Ingenico also confirmed it had “received preliminary approaches for a strategic transaction” and said it had “initiated a review of its options and of their respective merits.”
Ingenico has a market capitalisation of €4 billion. But its shares have lost close to 30% in value so far this year and the group has been the subject of takeover speculation since it made a failed £6.6 billion approach for Worldpay ahead of its UK rival’s IPO in 2015.
The potential deal, which was first reported by Bloomberg, would fit with Natixis’ strategy. The bank is keen to expand its payments business and is trying to move outside of its home market.

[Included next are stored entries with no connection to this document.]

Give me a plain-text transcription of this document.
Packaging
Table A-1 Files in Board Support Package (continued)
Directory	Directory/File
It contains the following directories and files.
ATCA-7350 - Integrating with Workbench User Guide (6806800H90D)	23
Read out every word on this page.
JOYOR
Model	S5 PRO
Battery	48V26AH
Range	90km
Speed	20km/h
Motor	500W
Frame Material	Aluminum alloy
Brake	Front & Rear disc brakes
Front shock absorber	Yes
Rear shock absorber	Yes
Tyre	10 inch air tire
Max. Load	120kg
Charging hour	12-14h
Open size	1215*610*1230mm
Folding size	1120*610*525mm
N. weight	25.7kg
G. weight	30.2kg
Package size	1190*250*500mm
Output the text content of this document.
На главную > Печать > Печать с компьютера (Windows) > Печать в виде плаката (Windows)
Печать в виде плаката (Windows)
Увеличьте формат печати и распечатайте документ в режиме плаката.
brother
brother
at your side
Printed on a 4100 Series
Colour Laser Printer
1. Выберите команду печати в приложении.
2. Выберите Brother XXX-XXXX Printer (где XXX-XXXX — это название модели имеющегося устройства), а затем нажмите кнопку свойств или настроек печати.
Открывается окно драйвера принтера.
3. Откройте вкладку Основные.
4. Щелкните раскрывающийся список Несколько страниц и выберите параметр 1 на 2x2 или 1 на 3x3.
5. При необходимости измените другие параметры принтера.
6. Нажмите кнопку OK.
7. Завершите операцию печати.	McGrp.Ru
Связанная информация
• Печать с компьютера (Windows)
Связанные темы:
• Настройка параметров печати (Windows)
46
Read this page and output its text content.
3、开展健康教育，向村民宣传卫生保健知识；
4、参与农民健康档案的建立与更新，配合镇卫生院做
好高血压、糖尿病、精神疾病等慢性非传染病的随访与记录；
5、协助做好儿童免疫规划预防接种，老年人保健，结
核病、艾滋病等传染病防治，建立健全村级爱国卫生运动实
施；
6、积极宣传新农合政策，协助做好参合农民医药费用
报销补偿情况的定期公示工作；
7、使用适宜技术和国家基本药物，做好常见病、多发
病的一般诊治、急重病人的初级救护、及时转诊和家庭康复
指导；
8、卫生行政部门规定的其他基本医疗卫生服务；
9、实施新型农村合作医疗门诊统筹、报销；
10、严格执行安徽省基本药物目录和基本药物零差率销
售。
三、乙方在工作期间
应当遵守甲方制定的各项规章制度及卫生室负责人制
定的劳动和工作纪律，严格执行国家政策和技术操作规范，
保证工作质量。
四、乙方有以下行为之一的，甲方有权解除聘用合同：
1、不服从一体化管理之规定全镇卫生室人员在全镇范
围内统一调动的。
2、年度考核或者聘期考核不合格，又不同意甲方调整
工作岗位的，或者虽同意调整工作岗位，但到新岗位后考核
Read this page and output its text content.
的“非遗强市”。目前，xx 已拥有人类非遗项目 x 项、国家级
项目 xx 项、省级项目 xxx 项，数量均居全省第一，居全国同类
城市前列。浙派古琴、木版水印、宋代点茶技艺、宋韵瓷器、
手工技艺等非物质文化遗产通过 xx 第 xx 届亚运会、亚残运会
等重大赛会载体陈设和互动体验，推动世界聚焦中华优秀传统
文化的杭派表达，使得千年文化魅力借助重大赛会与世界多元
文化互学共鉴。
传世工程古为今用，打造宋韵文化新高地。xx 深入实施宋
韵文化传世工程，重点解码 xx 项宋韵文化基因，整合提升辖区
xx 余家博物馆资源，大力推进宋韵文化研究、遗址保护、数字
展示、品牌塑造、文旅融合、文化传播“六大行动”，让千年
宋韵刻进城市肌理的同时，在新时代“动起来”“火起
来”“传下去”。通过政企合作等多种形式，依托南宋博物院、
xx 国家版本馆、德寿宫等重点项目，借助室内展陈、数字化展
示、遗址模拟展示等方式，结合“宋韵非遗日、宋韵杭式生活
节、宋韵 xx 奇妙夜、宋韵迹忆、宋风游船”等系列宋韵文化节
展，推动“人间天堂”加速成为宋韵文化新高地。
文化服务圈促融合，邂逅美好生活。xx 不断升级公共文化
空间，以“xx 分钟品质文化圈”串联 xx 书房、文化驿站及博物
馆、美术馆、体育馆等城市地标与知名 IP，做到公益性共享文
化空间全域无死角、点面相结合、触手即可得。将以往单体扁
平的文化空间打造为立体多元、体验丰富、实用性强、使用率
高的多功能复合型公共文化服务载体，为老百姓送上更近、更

Newly installed chief executive Francois Riahi recently told the Financial Times that while his payments business is “75% France now — we want to be 50% France by 2020.”
An agreement would be the latest example of consolidation in the European payments sector, with a slew of takeovers being pushed through in search of scale. In May, Worldline agreed to buy Swiss SIX Group’s payments unit for €2.3 billion including debt.
Last year, Hellman & Friedman acquired Denmark’s Nets in a $5.3 billion deal, and Paysafe was bought by a consortium of private equity groups for £3 billion.